When Turkish officials visited Washington this week, one of their first stops was the Justice Department. They are trying to make the case that the U.S. should extradite a key suspect in last month's failed coup attempt.
Following those talks with the Justice Department, three Turkish lawmakers had tough words about Fethullah Gulen, the aging cleric who lives in rural eastern Pennsylvania and whose followers have been rounded up in Turkey in the wake of the coup.
"For us, [Osama] bin Laden organizing and directing 9/11 from a cave in Afghanistan is no different than [Gulen] organizing and giving orders for a bloody coup attempt from a small town in the United States," Taha Ozhan, chairman of the Turkish parliament's commission on foreign affairs, said during a news conference at the Turkish Embassy in Washington.
Gulen has denied that he or his followers were involved in the failed coup on July 15.
Another Turkish lawmaker, Kamil Aydin, of the nationalist MHP party, says he gets the sense that the U.S. is eager to find a solution.
"I believe that America is going to refuse losing Turkey as a good partnership in the region," he told NPR after the news conference.
Legal experts, though, say this extradition process could be lengthy.
The first step is for Turkey to persuade the Justice Department to bring a case before a U.S. federal judge, who will then have to rule whether Gulen is "extraditable" and whether there is probable cause that he committed a crime.
A court case and a political case
Once that happens, the case goes to the secretary of state for review and becomes more of a matter of international politics.
"The extradition process is designed with a diplomatic focus," says John Parry, a professor at Lewis and Clark Law School. "It is designed to create a process that involves the courts, though not too much, and leaves most of the control in the hands of government officials and diplomatic interests."
Extradition is a routine process, mostly involving transnational crimes from drug dealing to money laundering. Parry estimates there are several hundred cases a year of alleged criminals either coming to the U.S. for trial or being sent abroad.
As for high-profile cases like the one involving the Turkish cleric, Parry recalls a series of cases in the 1970s and '80s when the U.K. wanted the U.S. to extradite suspects from Irish Republican Army bombings. Some of those suspects were eventually deported even after U.S. courts blocked their extradition.
The government can also control how quickly this moves.
"It is very easy to slow walk it," Parry says. The State Department is already suggesting Turkey's extradition request for Gulen could take time.
There are many factors the U.S. government would have to weigh. Turkey is a NATO ally and the U.S. has condemned the coup attempt.
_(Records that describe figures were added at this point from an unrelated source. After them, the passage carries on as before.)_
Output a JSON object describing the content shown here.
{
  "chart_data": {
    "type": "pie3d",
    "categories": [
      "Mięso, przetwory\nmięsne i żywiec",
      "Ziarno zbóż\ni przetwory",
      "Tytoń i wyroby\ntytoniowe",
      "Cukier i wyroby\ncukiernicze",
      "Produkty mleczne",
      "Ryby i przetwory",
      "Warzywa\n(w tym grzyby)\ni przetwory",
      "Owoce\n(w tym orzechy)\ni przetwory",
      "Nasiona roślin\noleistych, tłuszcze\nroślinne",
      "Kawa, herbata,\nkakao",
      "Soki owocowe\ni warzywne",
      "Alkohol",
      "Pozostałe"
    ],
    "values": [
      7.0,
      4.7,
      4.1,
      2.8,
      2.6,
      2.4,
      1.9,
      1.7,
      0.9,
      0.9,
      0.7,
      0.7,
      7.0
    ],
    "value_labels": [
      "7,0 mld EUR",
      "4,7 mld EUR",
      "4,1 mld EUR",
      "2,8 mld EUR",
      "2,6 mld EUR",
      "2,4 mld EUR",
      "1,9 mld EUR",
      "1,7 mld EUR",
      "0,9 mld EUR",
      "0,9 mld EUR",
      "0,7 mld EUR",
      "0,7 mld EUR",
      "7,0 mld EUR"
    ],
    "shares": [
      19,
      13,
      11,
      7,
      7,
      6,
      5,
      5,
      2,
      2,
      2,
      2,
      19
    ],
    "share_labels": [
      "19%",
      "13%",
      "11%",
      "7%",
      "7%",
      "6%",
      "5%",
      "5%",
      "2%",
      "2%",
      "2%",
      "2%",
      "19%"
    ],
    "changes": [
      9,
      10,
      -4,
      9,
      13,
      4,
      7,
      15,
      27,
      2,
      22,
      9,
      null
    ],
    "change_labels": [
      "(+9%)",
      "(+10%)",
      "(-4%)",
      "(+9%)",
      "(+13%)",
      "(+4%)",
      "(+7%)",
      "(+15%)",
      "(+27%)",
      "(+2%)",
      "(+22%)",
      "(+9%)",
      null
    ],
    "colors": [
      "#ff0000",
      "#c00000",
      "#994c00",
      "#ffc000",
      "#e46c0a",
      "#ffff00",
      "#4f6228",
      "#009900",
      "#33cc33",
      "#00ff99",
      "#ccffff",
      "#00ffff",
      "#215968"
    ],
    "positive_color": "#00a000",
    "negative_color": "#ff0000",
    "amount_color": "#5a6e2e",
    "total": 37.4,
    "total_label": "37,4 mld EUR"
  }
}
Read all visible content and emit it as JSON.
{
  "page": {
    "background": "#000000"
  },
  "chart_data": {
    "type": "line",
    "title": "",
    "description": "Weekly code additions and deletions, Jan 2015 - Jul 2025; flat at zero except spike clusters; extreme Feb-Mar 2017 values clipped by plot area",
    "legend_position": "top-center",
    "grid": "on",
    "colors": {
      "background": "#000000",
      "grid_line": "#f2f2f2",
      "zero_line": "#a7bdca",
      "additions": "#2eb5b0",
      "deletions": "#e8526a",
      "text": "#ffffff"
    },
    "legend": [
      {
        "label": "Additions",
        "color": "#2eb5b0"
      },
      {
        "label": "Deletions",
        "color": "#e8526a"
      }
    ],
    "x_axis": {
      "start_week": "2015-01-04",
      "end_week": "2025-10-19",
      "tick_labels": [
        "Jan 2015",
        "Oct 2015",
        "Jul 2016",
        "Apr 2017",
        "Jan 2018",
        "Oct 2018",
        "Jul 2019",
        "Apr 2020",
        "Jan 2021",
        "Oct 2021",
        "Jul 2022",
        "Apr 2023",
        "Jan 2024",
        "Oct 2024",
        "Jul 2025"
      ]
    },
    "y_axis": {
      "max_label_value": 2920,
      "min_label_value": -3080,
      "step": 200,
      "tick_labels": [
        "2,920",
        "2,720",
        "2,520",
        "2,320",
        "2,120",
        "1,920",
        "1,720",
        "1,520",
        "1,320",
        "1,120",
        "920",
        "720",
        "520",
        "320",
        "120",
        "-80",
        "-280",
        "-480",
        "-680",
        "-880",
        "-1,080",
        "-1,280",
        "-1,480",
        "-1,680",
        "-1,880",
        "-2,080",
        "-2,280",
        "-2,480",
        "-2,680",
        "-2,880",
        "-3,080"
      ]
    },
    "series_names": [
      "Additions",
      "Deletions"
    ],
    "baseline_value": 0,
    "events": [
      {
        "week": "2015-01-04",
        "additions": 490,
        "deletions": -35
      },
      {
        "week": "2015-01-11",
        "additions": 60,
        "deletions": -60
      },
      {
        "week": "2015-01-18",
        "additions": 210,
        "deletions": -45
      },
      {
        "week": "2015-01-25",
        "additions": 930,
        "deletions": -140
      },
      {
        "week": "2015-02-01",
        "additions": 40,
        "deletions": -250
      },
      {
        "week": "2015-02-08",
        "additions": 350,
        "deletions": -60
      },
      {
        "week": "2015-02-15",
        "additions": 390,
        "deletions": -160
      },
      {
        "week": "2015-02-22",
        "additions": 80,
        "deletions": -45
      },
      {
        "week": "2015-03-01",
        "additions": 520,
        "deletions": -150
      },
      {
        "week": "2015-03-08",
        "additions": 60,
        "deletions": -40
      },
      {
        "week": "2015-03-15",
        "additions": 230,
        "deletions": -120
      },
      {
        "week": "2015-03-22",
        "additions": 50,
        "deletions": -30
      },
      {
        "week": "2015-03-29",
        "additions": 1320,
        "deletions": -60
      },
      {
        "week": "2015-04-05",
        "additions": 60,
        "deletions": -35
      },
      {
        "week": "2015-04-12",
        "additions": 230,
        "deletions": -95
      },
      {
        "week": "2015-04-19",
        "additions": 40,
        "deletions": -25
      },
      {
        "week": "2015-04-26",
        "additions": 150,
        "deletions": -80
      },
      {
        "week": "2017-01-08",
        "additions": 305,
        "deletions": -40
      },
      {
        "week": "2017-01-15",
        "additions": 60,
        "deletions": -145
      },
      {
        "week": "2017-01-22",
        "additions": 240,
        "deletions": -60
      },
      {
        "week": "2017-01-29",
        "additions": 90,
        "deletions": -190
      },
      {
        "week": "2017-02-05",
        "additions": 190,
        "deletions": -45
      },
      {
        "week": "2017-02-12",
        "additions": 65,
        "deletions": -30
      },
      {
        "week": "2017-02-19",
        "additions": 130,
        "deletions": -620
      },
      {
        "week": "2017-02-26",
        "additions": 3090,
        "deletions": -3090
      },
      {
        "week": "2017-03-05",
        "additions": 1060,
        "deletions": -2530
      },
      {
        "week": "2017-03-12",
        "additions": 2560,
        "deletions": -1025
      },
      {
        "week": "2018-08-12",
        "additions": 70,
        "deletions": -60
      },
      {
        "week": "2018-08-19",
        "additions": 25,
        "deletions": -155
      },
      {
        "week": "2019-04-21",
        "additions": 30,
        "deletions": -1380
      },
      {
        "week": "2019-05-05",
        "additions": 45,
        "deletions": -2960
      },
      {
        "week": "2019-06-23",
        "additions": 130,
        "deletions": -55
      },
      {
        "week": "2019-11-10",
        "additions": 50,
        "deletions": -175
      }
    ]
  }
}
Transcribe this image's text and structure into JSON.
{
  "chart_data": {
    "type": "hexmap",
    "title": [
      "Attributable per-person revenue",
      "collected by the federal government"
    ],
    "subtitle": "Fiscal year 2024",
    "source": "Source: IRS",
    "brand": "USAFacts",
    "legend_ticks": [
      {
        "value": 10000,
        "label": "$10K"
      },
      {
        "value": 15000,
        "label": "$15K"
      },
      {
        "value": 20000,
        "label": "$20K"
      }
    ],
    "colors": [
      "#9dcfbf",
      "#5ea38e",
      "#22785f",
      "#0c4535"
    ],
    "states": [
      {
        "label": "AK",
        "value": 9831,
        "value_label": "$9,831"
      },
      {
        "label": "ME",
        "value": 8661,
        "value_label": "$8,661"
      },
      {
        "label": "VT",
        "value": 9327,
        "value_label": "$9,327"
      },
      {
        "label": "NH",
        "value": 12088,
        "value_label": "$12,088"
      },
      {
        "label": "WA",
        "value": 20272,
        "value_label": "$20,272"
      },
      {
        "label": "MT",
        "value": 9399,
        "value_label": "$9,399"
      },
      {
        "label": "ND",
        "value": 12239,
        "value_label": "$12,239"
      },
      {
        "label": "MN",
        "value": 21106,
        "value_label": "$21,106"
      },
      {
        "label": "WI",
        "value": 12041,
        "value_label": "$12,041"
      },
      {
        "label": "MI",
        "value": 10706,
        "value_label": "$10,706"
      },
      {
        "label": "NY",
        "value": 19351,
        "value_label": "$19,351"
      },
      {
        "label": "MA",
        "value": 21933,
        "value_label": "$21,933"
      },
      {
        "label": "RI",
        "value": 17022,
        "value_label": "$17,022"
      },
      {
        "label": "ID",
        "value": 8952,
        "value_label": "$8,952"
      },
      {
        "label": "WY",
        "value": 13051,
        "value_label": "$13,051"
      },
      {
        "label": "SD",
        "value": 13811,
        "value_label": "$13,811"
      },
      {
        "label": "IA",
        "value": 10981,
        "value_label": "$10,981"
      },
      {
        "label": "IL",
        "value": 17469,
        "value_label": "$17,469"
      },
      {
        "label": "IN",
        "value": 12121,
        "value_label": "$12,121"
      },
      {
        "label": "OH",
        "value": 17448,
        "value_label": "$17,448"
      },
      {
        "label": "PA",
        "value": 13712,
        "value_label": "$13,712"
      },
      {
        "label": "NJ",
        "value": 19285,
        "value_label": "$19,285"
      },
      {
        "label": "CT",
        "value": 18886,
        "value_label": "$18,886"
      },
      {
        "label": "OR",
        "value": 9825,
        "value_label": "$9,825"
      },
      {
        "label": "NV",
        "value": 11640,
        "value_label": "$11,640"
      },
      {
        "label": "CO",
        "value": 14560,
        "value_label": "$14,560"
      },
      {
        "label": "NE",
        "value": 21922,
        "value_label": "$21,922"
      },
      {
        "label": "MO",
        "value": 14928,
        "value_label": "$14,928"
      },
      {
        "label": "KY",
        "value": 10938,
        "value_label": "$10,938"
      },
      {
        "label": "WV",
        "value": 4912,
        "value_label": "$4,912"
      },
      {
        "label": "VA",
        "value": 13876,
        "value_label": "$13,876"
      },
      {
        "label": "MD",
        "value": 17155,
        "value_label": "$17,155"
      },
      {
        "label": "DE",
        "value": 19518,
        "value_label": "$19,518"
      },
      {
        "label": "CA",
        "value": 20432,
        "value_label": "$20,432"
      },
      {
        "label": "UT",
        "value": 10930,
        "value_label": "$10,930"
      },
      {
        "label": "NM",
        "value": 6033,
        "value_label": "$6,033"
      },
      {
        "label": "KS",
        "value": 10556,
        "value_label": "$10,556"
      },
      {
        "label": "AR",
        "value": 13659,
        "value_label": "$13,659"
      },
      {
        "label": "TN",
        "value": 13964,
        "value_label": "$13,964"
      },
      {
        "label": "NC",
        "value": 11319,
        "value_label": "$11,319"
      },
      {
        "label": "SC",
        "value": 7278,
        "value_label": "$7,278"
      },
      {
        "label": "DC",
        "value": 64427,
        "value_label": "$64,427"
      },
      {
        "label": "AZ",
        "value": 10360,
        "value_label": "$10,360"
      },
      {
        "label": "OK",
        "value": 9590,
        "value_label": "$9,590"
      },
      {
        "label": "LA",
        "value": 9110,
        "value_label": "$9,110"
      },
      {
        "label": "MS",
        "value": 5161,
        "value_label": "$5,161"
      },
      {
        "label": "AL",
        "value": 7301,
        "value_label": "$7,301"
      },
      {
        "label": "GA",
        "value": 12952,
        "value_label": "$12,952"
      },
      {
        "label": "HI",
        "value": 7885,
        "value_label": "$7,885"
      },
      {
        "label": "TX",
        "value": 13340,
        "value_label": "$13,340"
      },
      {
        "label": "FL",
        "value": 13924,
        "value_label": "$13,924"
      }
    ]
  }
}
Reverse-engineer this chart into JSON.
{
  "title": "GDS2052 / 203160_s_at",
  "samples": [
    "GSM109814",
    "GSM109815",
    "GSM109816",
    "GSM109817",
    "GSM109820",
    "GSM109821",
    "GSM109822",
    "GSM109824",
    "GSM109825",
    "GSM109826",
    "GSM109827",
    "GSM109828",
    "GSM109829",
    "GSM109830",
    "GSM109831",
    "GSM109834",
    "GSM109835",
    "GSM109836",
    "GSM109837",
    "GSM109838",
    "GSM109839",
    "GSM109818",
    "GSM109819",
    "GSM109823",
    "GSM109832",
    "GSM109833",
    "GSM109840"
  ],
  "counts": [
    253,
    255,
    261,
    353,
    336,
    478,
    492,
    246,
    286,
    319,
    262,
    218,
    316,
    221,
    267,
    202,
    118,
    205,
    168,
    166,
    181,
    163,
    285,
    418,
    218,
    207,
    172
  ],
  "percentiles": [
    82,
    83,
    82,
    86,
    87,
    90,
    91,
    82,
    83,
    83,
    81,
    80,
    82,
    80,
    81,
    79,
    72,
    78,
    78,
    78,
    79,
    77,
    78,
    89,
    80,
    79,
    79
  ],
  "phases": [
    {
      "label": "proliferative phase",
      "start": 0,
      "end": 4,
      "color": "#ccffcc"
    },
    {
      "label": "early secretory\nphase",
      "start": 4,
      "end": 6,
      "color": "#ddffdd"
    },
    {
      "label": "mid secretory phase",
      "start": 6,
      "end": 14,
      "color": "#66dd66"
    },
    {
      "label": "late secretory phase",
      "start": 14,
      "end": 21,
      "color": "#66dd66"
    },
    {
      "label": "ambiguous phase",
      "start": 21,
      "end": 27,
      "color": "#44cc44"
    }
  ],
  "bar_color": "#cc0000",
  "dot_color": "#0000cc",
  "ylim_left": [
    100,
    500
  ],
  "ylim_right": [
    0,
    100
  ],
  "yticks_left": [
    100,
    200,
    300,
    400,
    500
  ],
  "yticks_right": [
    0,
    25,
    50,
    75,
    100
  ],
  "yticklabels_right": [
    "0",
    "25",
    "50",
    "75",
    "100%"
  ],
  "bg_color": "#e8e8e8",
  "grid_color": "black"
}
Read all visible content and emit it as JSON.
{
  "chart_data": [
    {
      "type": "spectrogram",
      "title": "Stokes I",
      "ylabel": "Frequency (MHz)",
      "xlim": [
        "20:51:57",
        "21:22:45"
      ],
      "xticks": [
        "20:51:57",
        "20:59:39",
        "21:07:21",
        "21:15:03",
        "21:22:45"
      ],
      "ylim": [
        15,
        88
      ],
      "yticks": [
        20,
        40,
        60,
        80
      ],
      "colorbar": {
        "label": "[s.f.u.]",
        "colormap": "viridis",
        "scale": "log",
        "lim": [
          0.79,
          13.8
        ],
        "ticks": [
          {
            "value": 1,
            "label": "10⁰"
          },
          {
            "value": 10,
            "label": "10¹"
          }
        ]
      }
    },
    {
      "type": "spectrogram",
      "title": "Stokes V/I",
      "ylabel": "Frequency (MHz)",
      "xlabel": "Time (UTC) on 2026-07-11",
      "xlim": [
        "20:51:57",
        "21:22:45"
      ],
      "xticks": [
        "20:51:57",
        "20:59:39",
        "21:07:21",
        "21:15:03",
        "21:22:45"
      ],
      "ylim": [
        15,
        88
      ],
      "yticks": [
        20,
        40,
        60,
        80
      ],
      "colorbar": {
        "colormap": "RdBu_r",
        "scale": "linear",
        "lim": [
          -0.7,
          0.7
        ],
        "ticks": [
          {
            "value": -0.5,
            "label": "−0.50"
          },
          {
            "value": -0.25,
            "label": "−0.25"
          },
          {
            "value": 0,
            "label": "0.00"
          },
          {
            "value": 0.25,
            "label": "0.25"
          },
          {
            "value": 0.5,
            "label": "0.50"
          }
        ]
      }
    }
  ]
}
The U.S. would also have to consider whether Gulen would likely get a fair trial in a country that is now arresting thousands of his alleged followers.
Turkish opposition lawmaker Oğuz Kaan Salici, of the opposition CHP party, told NPR he's trying to make sure the crackdown doesn't become a witch hunt.
"We will support the government's fight against these coup plotters. On the other hand, if they are trying to take some opposition members, we will be criticizing them," Salici says, adding so far there have been some, but not many opposition political figures arrested in this crackdown.
Salici is hoping the United States will remind its ally Turkey of the need to return to a normal democracy. He, too, though, came to Washington to urge the U.S. to send Gulen to a Turkish court.